Lung adenocarcinoma can progress from an indolent in situ carcinoma to an invasive, aggressive, metastatic tumor. The WHO/IASLC/ATS Lung adenocarcinoma classification emphasizes the distinction of adenocarcinoma in situ (AIS) and minimally invasive adenocarcinoma from their invasive counterparts. Molecular biomarkers of invasion can distinguish invasive from non-invasive tumors, a distinction that is typically difficult to make in small biopsies and cytology specimens and is becoming increasingly important as the recognition of early stage adenocarcinoma increases with the widespread implementation of lung cancer screening programs in the United States.

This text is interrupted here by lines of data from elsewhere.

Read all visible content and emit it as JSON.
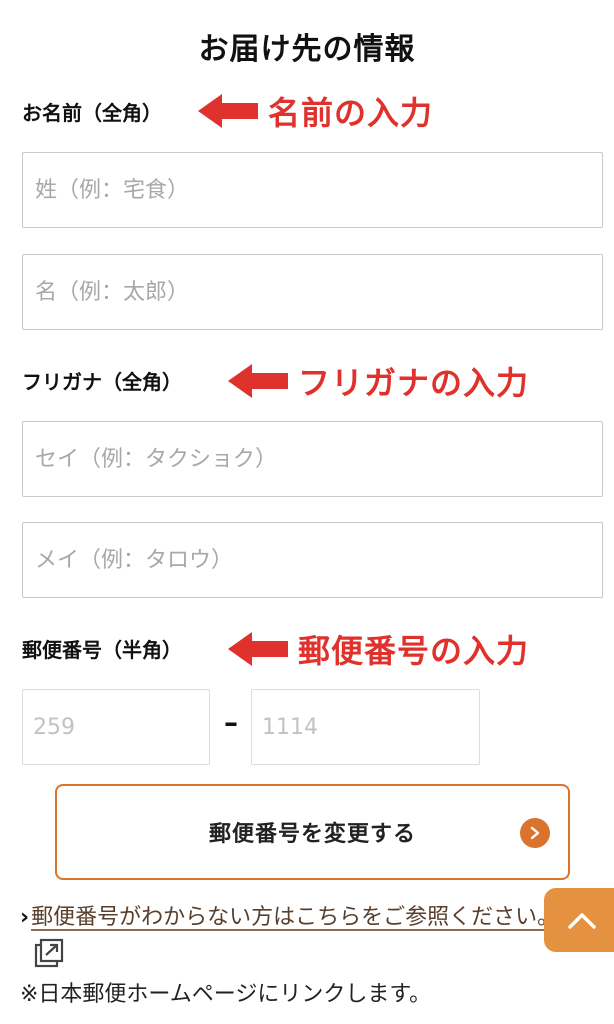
{
  "page": {
    "title": "お届け先の情報"
  },
  "name_section": {
    "label": "お名前（全角）",
    "annotation": "名前の入力",
    "last_name_placeholder": "姓（例：宅食）",
    "first_name_placeholder": "名（例：太郎）"
  },
  "kana_section": {
    "label": "フリガナ（全角）",
    "annotation": "フリガナの入力",
    "last_name_placeholder": "セイ（例：タクショク）",
    "first_name_placeholder": "メイ（例：タロウ）"
  },
  "zip_section": {
    "label": "郵便番号（半角）",
    "annotation": "郵便番号の入力",
    "zip1_placeholder": "259",
    "zip_separator": "–",
    "zip2_placeholder": "1114",
    "change_button_label": "郵便番号を変更する"
  },
  "help": {
    "chevron": "›",
    "link_text": "郵便番号がわからない方はこちらをご参照ください。",
    "note": "※日本郵便ホームページにリンクします。"
  },
  "icons": {
    "annotation_arrow": "arrow-left-icon",
    "button_chevron": "chevron-right-icon",
    "external_link": "external-link-icon",
    "scroll_top": "chevron-up-icon"
  },
  "colors": {
    "annotation_red": "#e0322d",
    "accent_orange": "#d9732e",
    "scroll_button": "#e49140"
  }
}
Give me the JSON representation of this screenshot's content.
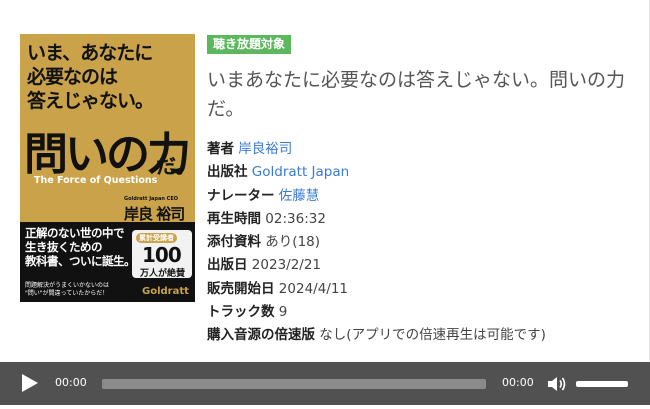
{
  "badge": "聴き放題対象",
  "title": "いまあなたに必要なのは答えじゃない。問いの力だ。",
  "cover": {
    "line1": "いま、あなたに",
    "line2": "必要なのは",
    "line3": "答えじゃない。",
    "big": "問いの力",
    "da": "だ。",
    "english": "The Force of Questions",
    "ceo": "Goldratt Japan CEO",
    "author": "岸良 裕司",
    "dark_text": "正解のない世の中で\n生き抜くための\n教科書、ついに誕生。",
    "small_text": "問題解決がうまくいかないのは\n\"問い\"が間違っていたからだ！",
    "badge_top": "累計受講者",
    "badge_num": "100",
    "badge_unit": "万人が絶賛",
    "brand": "Goldratt"
  },
  "details": [
    {
      "label": "著者",
      "value": "岸良裕司",
      "link": true
    },
    {
      "label": "出版社",
      "value": "Goldratt Japan",
      "link": true
    },
    {
      "label": "ナレーター",
      "value": "佐藤慧",
      "link": true
    },
    {
      "label": "再生時間",
      "value": "02:36:32",
      "link": false
    },
    {
      "label": "添付資料",
      "value": "あり(18)",
      "link": false
    },
    {
      "label": "出版日",
      "value": "2023/2/21",
      "link": false
    },
    {
      "label": "販売開始日",
      "value": "2024/4/11",
      "link": false
    },
    {
      "label": "トラック数",
      "value": "9",
      "link": false
    },
    {
      "label": "購入音源の倍速版",
      "value": "なし(アプリでの倍速再生は可能です)",
      "link": false
    }
  ],
  "player": {
    "current_time": "00:00",
    "duration": "00:00",
    "progress": 0,
    "volume": 1.0
  },
  "colors": {
    "badge_bg": "#5cb85c",
    "link": "#3a7bd5",
    "player_bg": "#515151",
    "cover_gold": "#c9a24a"
  }
}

The early stage in tumor progression to a state of invasiveness and metastasis is characterized by epithelial dysregulation and instability that drives loss of cellular adhesion and increased cell mobility and proliferation. In many cases, signaling pathways important in lung development are critical for mediating these processes. The biological processes required for this progression include alterations in the TGF-Beta signaling pathway, and genomic copy number alterations of CDK4 and MDM2, and mutations in key oncogenic regulators.

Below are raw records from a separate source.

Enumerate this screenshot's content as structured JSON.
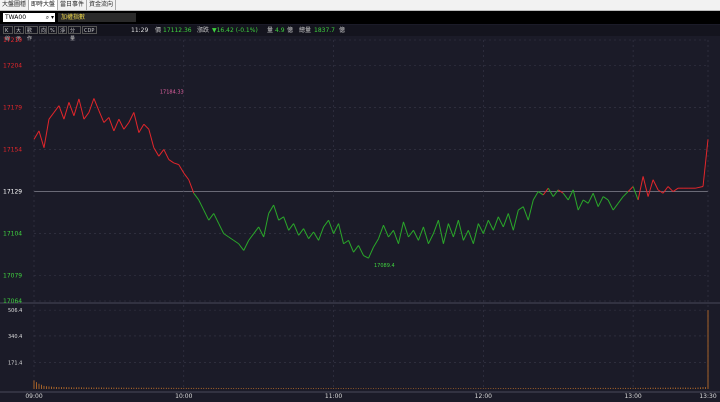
{
  "tabs": [
    "大盤圖穩",
    "即時大盤",
    "當日事件",
    "資金流向"
  ],
  "active_tab": 1,
  "toolbar": {
    "symbol": "TWA00",
    "search_icon": "magnifier-icon",
    "index_name": "加權指數"
  },
  "buttons": [
    "K線",
    "大示",
    "歡作",
    "向",
    "%",
    "淨",
    "分量",
    "CDP"
  ],
  "info": {
    "time": "11:29",
    "price_label": "價",
    "price": "17112.36",
    "change_label": "漲跌",
    "change": "▼16.42 (-0.1%)",
    "volume_label": "量",
    "volume": "4.9",
    "volume_unit": "億",
    "total_label": "總量",
    "total": "1837.7",
    "total_unit": "億"
  },
  "colors": {
    "up": "#e3262b",
    "down": "#2aa82a",
    "volume": "#c8742a",
    "ref": "#ffffff",
    "grid": "#3a3a4a"
  },
  "chart_data": {
    "type": "line",
    "x_ticks": [
      "09:00",
      "10:00",
      "11:00",
      "12:00",
      "13:00",
      "13:30"
    ],
    "y_ticks": [
      17219,
      17204,
      17179,
      17154,
      17129,
      17104,
      17079,
      17064
    ],
    "reference": 17129,
    "ylim": [
      17064,
      17219
    ],
    "x_range_min": [
      0,
      270
    ],
    "high": {
      "value": 17184.33,
      "label": "17184.33",
      "t": 40
    },
    "low": {
      "value": 17089.4,
      "label": "17089.4",
      "t": 133
    },
    "series_points": [
      [
        0,
        17160
      ],
      [
        2,
        17165
      ],
      [
        4,
        17155
      ],
      [
        6,
        17172
      ],
      [
        8,
        17176
      ],
      [
        10,
        17180
      ],
      [
        12,
        17172
      ],
      [
        14,
        17182
      ],
      [
        16,
        17174
      ],
      [
        18,
        17184
      ],
      [
        20,
        17172
      ],
      [
        22,
        17176
      ],
      [
        24,
        17184.33
      ],
      [
        26,
        17177
      ],
      [
        28,
        17170
      ],
      [
        30,
        17173
      ],
      [
        32,
        17165
      ],
      [
        34,
        17172
      ],
      [
        36,
        17166
      ],
      [
        38,
        17170
      ],
      [
        40,
        17176
      ],
      [
        42,
        17164
      ],
      [
        44,
        17169
      ],
      [
        46,
        17166
      ],
      [
        48,
        17155
      ],
      [
        50,
        17150
      ],
      [
        52,
        17154
      ],
      [
        54,
        17148
      ],
      [
        56,
        17146
      ],
      [
        58,
        17145
      ],
      [
        60,
        17140
      ],
      [
        62,
        17136
      ],
      [
        64,
        17128
      ],
      [
        66,
        17124
      ],
      [
        68,
        17118
      ],
      [
        70,
        17112
      ],
      [
        72,
        17116
      ],
      [
        74,
        17110
      ],
      [
        76,
        17104
      ],
      [
        78,
        17102
      ],
      [
        80,
        17100
      ],
      [
        82,
        17098
      ],
      [
        84,
        17094
      ],
      [
        86,
        17100
      ],
      [
        88,
        17104
      ],
      [
        90,
        17108
      ],
      [
        92,
        17102
      ],
      [
        94,
        17116
      ],
      [
        96,
        17121
      ],
      [
        98,
        17112
      ],
      [
        100,
        17114
      ],
      [
        102,
        17106
      ],
      [
        104,
        17110
      ],
      [
        106,
        17103
      ],
      [
        108,
        17107
      ],
      [
        110,
        17101
      ],
      [
        112,
        17105
      ],
      [
        114,
        17100
      ],
      [
        116,
        17108
      ],
      [
        118,
        17112
      ],
      [
        120,
        17104
      ],
      [
        122,
        17110
      ],
      [
        124,
        17098
      ],
      [
        126,
        17100
      ],
      [
        128,
        17093
      ],
      [
        130,
        17097
      ],
      [
        132,
        17091
      ],
      [
        134,
        17089.4
      ],
      [
        136,
        17096
      ],
      [
        138,
        17101
      ],
      [
        140,
        17109
      ],
      [
        142,
        17102
      ],
      [
        144,
        17106
      ],
      [
        146,
        17098
      ],
      [
        148,
        17111
      ],
      [
        150,
        17102
      ],
      [
        152,
        17106
      ],
      [
        154,
        17100
      ],
      [
        156,
        17108
      ],
      [
        158,
        17098
      ],
      [
        160,
        17104
      ],
      [
        162,
        17112
      ],
      [
        164,
        17098
      ],
      [
        166,
        17110
      ],
      [
        168,
        17102
      ],
      [
        170,
        17112
      ],
      [
        172,
        17100
      ],
      [
        174,
        17106
      ],
      [
        176,
        17098
      ],
      [
        178,
        17110
      ],
      [
        180,
        17104
      ],
      [
        182,
        17112
      ],
      [
        184,
        17106
      ],
      [
        186,
        17114
      ],
      [
        188,
        17108
      ],
      [
        190,
        17116
      ],
      [
        192,
        17106
      ],
      [
        194,
        17118
      ],
      [
        196,
        17120
      ],
      [
        198,
        17112
      ],
      [
        200,
        17124
      ],
      [
        202,
        17129
      ],
      [
        204,
        17127
      ],
      [
        206,
        17131
      ],
      [
        208,
        17126
      ],
      [
        210,
        17130
      ],
      [
        212,
        17128
      ],
      [
        214,
        17124
      ],
      [
        216,
        17130
      ],
      [
        218,
        17118
      ],
      [
        220,
        17124
      ],
      [
        222,
        17122
      ],
      [
        224,
        17128
      ],
      [
        226,
        17120
      ],
      [
        228,
        17126
      ],
      [
        230,
        17124
      ],
      [
        232,
        17118
      ],
      [
        234,
        17122
      ],
      [
        236,
        17126
      ],
      [
        238,
        17129
      ],
      [
        240,
        17132
      ],
      [
        242,
        17124
      ],
      [
        244,
        17138
      ],
      [
        246,
        17126
      ],
      [
        248,
        17136
      ],
      [
        250,
        17130
      ],
      [
        252,
        17128
      ],
      [
        254,
        17132
      ],
      [
        256,
        17129
      ],
      [
        258,
        17131
      ],
      [
        260,
        17131
      ],
      [
        262,
        17131
      ],
      [
        265,
        17131
      ],
      [
        268,
        17132
      ],
      [
        270,
        17160
      ]
    ],
    "volume_ticks": [
      171.4,
      340.4,
      506.4
    ],
    "volume": [
      [
        0,
        55
      ],
      [
        2,
        34
      ],
      [
        4,
        20
      ],
      [
        6,
        16
      ],
      [
        8,
        14
      ],
      [
        10,
        12
      ],
      [
        12,
        12
      ],
      [
        14,
        11
      ],
      [
        16,
        10
      ],
      [
        18,
        11
      ],
      [
        20,
        10
      ],
      [
        22,
        10
      ],
      [
        24,
        9
      ],
      [
        26,
        10
      ],
      [
        28,
        9
      ],
      [
        30,
        9
      ],
      [
        40,
        8
      ],
      [
        50,
        8
      ],
      [
        60,
        7
      ],
      [
        70,
        7
      ],
      [
        80,
        6
      ],
      [
        90,
        6
      ],
      [
        100,
        6
      ],
      [
        110,
        6
      ],
      [
        120,
        6
      ],
      [
        130,
        5
      ],
      [
        140,
        5
      ],
      [
        150,
        5
      ],
      [
        160,
        5
      ],
      [
        170,
        5
      ],
      [
        180,
        5
      ],
      [
        190,
        6
      ],
      [
        200,
        6
      ],
      [
        210,
        6
      ],
      [
        220,
        7
      ],
      [
        230,
        7
      ],
      [
        240,
        7
      ],
      [
        250,
        8
      ],
      [
        260,
        9
      ],
      [
        265,
        8
      ],
      [
        268,
        12
      ],
      [
        270,
        506.4
      ]
    ]
  }
}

We identified a unique gene signature that could distinguish indolent tumors from invasive tumors in early stage lung adenocarcinoma. Our genomic analysis and functional assays identified Aurora kinases (A and B) as master regulators of invasiveness in early stage lung adenocarcinoma. Our research focuses on characterizing Aurora kinase driven invasiveness pathway and targeting them for intervention therapy.

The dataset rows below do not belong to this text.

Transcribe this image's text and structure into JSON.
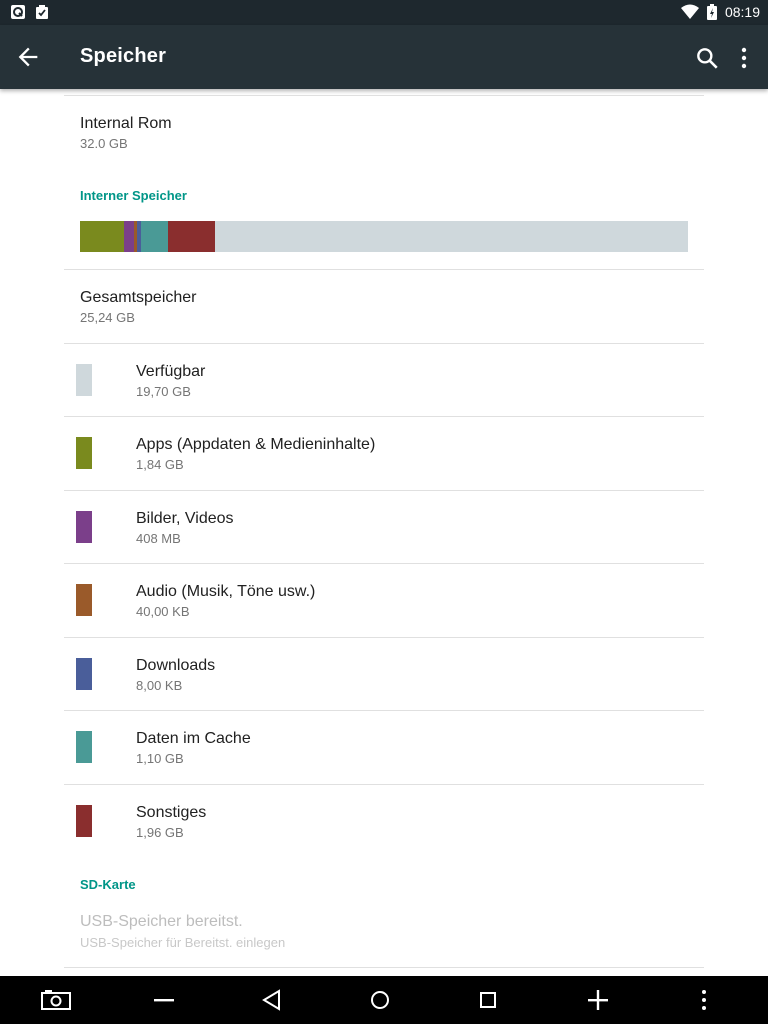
{
  "status_bar": {
    "time": "08:19"
  },
  "app_bar": {
    "title": "Speicher"
  },
  "internal_rom": {
    "title": "Internal Rom",
    "value": "32.0 GB"
  },
  "internal_storage": {
    "header": "Interner Speicher",
    "usage_bar_fractions": [
      {
        "name": "apps",
        "fraction": 0.0729,
        "color": "#7a8a1e"
      },
      {
        "name": "pictures",
        "fraction": 0.0162,
        "color": "#7b3f8a"
      },
      {
        "name": "audio",
        "fraction": 0.005,
        "color": "#9a5a2a"
      },
      {
        "name": "downloads",
        "fraction": 0.007,
        "color": "#4a5e9a"
      },
      {
        "name": "cache",
        "fraction": 0.0436,
        "color": "#4a9a96"
      },
      {
        "name": "misc",
        "fraction": 0.0777,
        "color": "#8a2e2e"
      },
      {
        "name": "free",
        "fraction": 0.7776,
        "color": "#cfd8dc"
      }
    ],
    "total": {
      "title": "Gesamtspeicher",
      "value": "25,24 GB"
    },
    "items": [
      {
        "label": "Verfügbar",
        "value": "19,70 GB",
        "color": "#cfd8dc"
      },
      {
        "label": "Apps (Appdaten & Medieninhalte)",
        "value": "1,84 GB",
        "color": "#7a8a1e"
      },
      {
        "label": "Bilder, Videos",
        "value": "408 MB",
        "color": "#7b3f8a"
      },
      {
        "label": "Audio (Musik, Töne usw.)",
        "value": "40,00 KB",
        "color": "#9a5a2a"
      },
      {
        "label": "Downloads",
        "value": "8,00 KB",
        "color": "#4a5e9a"
      },
      {
        "label": "Daten im Cache",
        "value": "1,10 GB",
        "color": "#4a9a96"
      },
      {
        "label": "Sonstiges",
        "value": "1,96 GB",
        "color": "#8a2e2e"
      }
    ]
  },
  "sd_card": {
    "header": "SD-Karte",
    "title": "USB-Speicher bereitst.",
    "subtitle": "USB-Speicher für Bereitst. einlegen"
  },
  "colors": {
    "accent": "#009688",
    "app_bar": "#263238",
    "status_bar": "#1e282e"
  }
}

Equally important in mediating adenocarcinoma progression is the contribution by the tumor microenvironment. The microenvironment is a complex system comprised of stromal fibroblasts, macrophages, lymphocytes, other bone marrow-derived cells (BMDCs), and extracellular matrix (ECM) that in a reciprocal fashion, can contribute to tumor regression or progression. Key regulators of the tumor microenvironment regulation of tumor progression include the TGF-Beta signaling pathway, thrombospondin-1 (Tsp-1), and the composition of the tumor immune contexture.
Taken together, these advances in the understanding of tumor mediated and microenvironment mediated processes that regulate adenocarcinoma progression and metastasis will drive advances in translational approaches to improve diagnosis and treatment of lung cancer.